I followed her through the house to an open door on the second floor. When I walked into the room, what I saw took my breath away. It was full of jars of sea glass in every color imaginable. In the center of the room was a square table with tools, glue, wire, a tiny anvil, a magnifying glass, and boxes with tiny compartments with even more bits of glass inside, organized by size. An unfinished piece was on another table under a window, and there was a glass case with finished jewelry: rings, pendants, bracelets…
“You do all this?” I asked, unable to believe it.
She blushed. I could tell she was proud of what she did. And she was right to be. Every object I saw in there was a work of art. On the table I found a nearly finished bracelet.

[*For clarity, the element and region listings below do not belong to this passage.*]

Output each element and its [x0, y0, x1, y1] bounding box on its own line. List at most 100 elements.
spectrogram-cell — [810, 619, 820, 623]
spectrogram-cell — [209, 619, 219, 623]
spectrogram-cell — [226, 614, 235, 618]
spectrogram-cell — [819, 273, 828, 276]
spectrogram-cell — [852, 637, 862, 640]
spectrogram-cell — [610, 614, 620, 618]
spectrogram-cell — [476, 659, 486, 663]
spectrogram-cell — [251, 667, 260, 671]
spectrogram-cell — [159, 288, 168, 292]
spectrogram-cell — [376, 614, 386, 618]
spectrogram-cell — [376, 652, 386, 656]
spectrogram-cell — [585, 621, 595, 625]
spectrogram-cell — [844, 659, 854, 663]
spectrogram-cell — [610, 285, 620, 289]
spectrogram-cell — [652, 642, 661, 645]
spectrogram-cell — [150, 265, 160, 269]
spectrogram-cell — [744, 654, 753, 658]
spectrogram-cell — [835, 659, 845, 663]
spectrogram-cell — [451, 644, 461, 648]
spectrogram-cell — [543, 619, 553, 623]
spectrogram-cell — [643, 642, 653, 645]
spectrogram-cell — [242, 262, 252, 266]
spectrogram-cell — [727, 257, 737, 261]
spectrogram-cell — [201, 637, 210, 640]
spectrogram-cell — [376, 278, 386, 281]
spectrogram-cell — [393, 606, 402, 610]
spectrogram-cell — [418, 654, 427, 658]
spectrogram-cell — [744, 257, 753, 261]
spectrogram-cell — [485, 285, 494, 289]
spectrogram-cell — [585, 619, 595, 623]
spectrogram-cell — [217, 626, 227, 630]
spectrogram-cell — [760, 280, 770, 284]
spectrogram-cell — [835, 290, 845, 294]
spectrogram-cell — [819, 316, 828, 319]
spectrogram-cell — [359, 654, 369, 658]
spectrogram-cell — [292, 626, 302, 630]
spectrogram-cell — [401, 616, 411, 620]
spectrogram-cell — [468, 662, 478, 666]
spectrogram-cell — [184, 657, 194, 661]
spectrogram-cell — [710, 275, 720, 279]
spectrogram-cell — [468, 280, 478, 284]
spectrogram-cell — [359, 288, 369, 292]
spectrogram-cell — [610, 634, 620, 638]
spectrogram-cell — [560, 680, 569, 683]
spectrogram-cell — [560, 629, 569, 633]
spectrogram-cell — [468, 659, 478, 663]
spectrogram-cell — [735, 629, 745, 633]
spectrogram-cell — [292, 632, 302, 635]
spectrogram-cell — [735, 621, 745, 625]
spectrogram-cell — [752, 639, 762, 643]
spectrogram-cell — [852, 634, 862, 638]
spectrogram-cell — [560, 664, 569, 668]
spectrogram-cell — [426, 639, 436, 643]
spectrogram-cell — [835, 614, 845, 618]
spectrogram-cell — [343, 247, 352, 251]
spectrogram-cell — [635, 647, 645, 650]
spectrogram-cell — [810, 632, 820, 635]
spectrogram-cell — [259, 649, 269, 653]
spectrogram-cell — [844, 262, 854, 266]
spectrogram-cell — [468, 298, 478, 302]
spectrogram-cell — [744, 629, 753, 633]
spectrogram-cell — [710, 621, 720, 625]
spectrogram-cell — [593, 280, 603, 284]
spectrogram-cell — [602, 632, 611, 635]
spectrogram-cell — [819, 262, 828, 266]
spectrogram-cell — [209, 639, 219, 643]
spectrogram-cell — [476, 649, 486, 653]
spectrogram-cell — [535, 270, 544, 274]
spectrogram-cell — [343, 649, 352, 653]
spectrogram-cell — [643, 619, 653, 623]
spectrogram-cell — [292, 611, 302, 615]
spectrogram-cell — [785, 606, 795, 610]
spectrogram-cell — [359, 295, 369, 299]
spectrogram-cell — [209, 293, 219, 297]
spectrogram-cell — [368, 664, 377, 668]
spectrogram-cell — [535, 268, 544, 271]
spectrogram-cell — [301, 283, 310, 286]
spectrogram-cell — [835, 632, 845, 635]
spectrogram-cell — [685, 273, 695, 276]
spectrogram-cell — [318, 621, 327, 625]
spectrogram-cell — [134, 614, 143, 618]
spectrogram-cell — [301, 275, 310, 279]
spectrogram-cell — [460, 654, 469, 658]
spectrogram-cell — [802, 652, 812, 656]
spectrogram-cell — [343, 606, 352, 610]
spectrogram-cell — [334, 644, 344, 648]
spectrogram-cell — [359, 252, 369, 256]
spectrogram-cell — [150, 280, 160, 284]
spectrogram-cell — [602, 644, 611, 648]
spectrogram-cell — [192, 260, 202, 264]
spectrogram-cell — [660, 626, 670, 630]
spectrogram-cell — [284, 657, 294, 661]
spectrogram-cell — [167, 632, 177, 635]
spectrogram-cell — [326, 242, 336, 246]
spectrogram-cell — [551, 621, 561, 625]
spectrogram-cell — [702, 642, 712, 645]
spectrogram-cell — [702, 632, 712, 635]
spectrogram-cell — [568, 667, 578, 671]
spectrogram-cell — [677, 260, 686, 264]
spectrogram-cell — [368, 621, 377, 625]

The silver bezel holdingthe crystal was minutely shaped to match its form. She smelted and molded the metal herself. I couldn’t hide my admiration.
“You’re a true artist!”
She tried to wave me off. “I’m an artisan at best. But I do enjoy my work.” Then her face lit up. “He’s the artist.”
I turned around and found a man covered in sawdust and wood shavings who was looking at me with curiosity. He must have been well over six feet tall, and his shoulders were nearly as broad as the doorframe. His hair was black and straight and shimmered under the bandanna tied around his head.
“Honey, this is Harper. We met on the beach, and I invited her up for a tea.”
“Hi,” I said, a little reserved.
“Happy to meet you. I’m Sid, Adele’s husband.”
He offered me his hand, and I shook it.
“Sid’s a sculptor. He carves wood. His creations are the real artworks in this house.”
Sid laughed.
“I’m the more modest of the two of us,” he said.